System Speak “sunflowers” (3 s’s) come together during System Speak Symposia (3 s’s again) to apply a simple slang slogan (3 s’s again!) of the 3 c’s from recovery: we didn’t cause what happened to us as children; we can’t control what is happening in our environment or the lives of our caregivers when we are children; and we can’t change (or “cure”) what has already happened in the past. What can we do? We can contribute compassion to ourselves and each other through community. Those are the 3 c’s that empower us in the present: contributing, compassion, community.

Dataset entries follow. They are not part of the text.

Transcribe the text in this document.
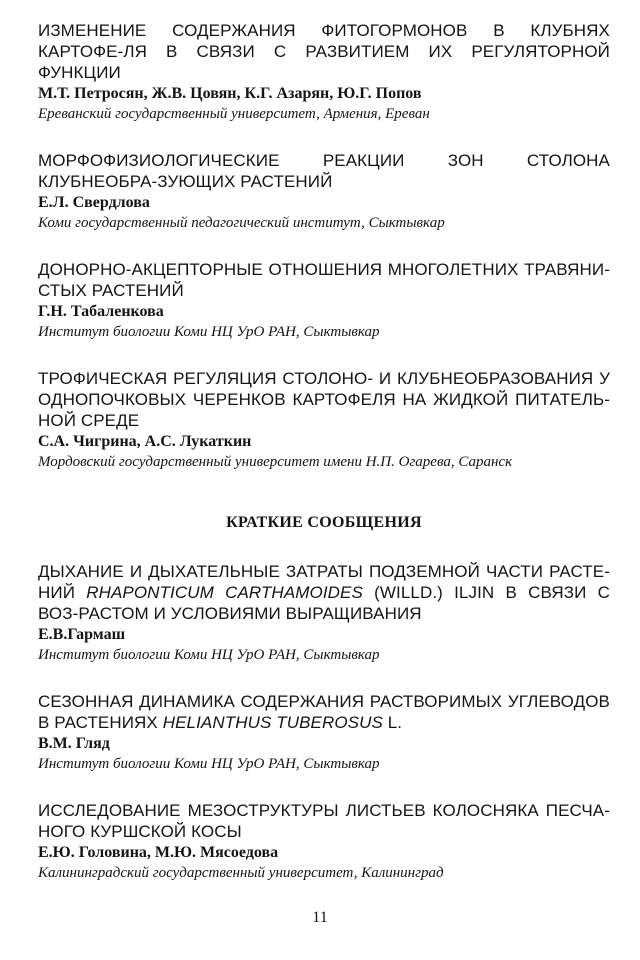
ИЗМЕНЕНИЕ СОДЕРЖАНИЯ ФИТОГОРМОНОВ В КЛУБНЯХ КАРТОФЕ-ЛЯ В СВЯЗИ С РАЗВИТИЕМ ИХ РЕГУЛЯТОРНОЙ ФУНКЦИИ
М.Т. Петросян, Ж.В. Цовян, К.Г. Азарян, Ю.Г. Попов
Ереванский государственный университет, Армения, Ереван
МОРФОФИЗИОЛОГИЧЕСКИЕ РЕАКЦИИ ЗОН СТОЛОНА КЛУБНЕОБРА-ЗУЮЩИХ РАСТЕНИЙ
Е.Л. Свердлова
Коми государственный педагогический институт, Сыктывкар
ДОНОРНО-АКЦЕПТОРНЫЕ ОТНОШЕНИЯ МНОГОЛЕТНИХ ТРАВЯНИ-СТЫХ РАСТЕНИЙ
Г.Н. Табаленкова
Институт биологии Коми НЦ УрО РАН, Сыктывкар
ТРОФИЧЕСКАЯ РЕГУЛЯЦИЯ СТОЛОНО- И КЛУБНЕОБРАЗОВАНИЯ У ОДНОПОЧКОВЫХ ЧЕРЕНКОВ КАРТОФЕЛЯ НА ЖИДКОЙ ПИТАТЕЛЬ-НОЙ СРЕДЕ
С.А. Чигрина, А.С. Лукаткин
Мордовский государственный университет имени Н.П. Огарева, Саранск
КРАТКИЕ СООБЩЕНИЯ
ДЫХАНИЕ И ДЫХАТЕЛЬНЫЕ ЗАТРАТЫ ПОДЗЕМНОЙ ЧАСТИ РАСТЕ-НИЙ RHAPONTICUM CARTHAMOIDES (WILLD.) ILJIN В СВЯЗИ С ВОЗ-РАСТОМ И УСЛОВИЯМИ ВЫРАЩИВАНИЯ
Е.В.Гармаш
Институт биологии Коми НЦ УрО РАН, Сыктывкар
СЕЗОННАЯ ДИНАМИКА СОДЕРЖАНИЯ РАСТВОРИМЫХ УГЛЕВОДОВ В РАСТЕНИЯХ HELIANTHUS TUBEROSUS L.
В.М. Гляд
Институт биологии Коми НЦ УрО РАН, Сыктывкар
ИССЛЕДОВАНИЕ МЕЗОСТРУКТУРЫ ЛИСТЬЕВ КОЛОСНЯКА ПЕСЧА-НОГО КУРШСКОЙ КОСЫ
Е.Ю. Головина, М.Ю. Мясоедова
Калининградский государственный университет, Калининград
11
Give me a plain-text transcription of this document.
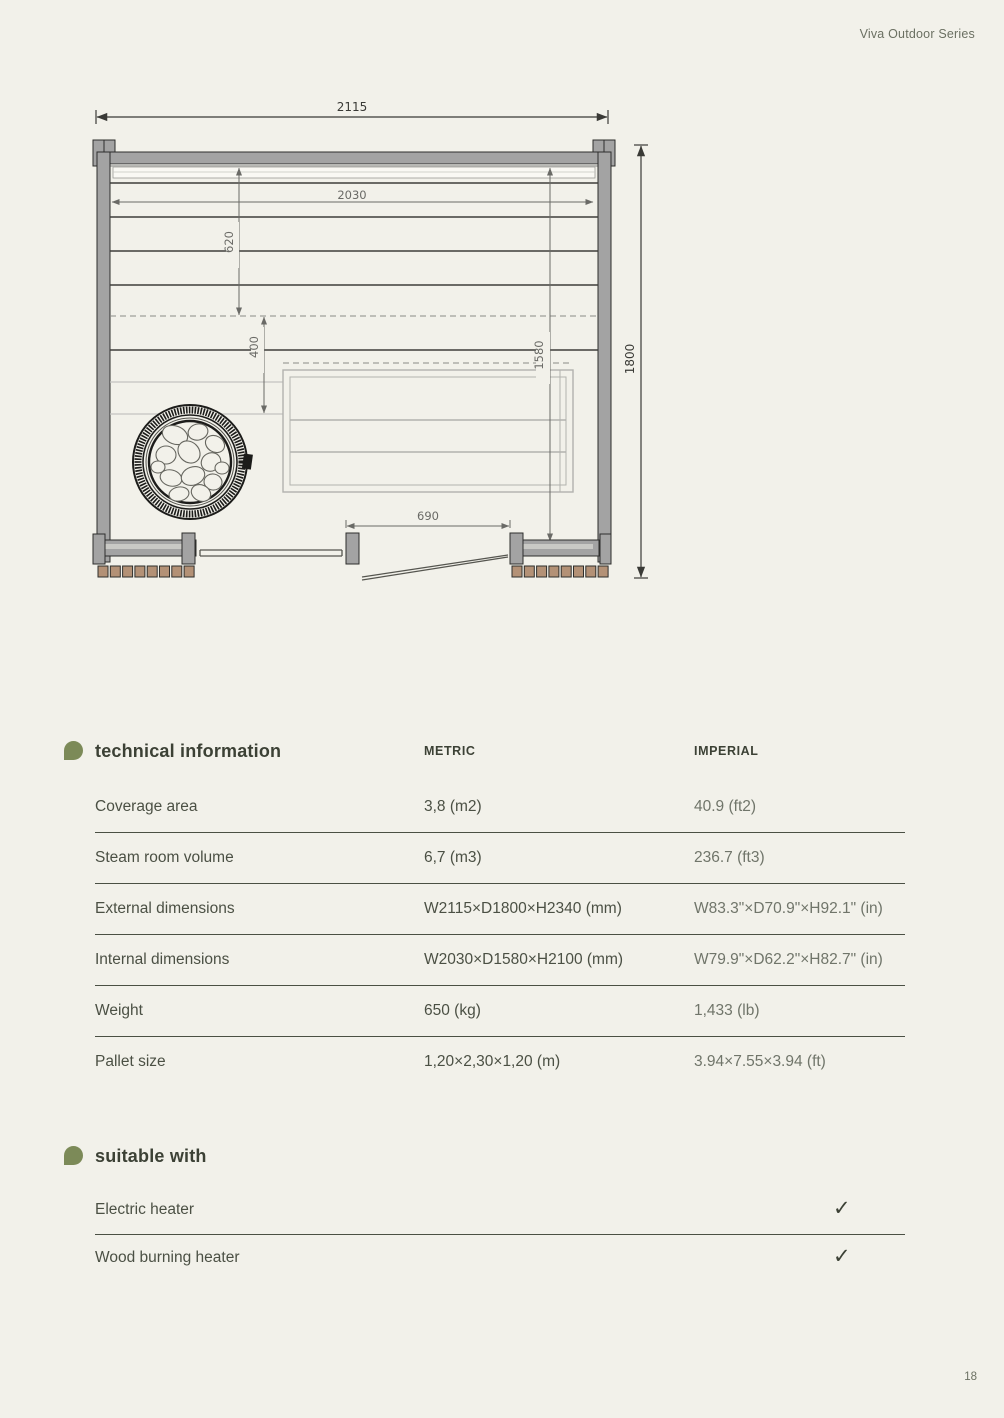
Viva Outdoor Series
2115
2030
620
400	1580
690
1800
technical information	METRIC	IMPERIAL
Coverage area	3,8 (m2)	40.9 (ft2)
Steam room volume	6,7 (m3)	236.7 (ft3)
External dimensions	W2115×D1800×H2340 (mm)	W83.3"×D70.9"×H92.1" (in)
Internal dimensions	W2030×D1580×H2100 (mm)	W79.9"×D62.2"×H82.7" (in)
Weight	650 (kg)	1,433 (lb)
Pallet size	1,20×2,30×1,20 (m)	3.94×7.55×3.94 (ft)
suitable with
Electric heater	✓
Wood burning heater	✓
18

Healing doesn’t happen only in therapy, and recovery is more than reading the literature. Just as clinicians meet in “clinical consultations” to share wisdom and sharpen skills, survivors also need spaces to share experience, strength, and hope while putting into practice what they are learning and applying from therapy and recovery. We call these reflective client consultations: collaborative gatherings that go beyond peer support, where lived experience is honored with seriousness and care, and where the depth of survivor wisdom is valued alongside, not beneath, clinical knowledge. These are boundaried and intentional spaces where community itself becomes part of the healing. Like sunflowers turning toward one another for warmth, we turn toward ourselves and each other for life. Connection brings healing.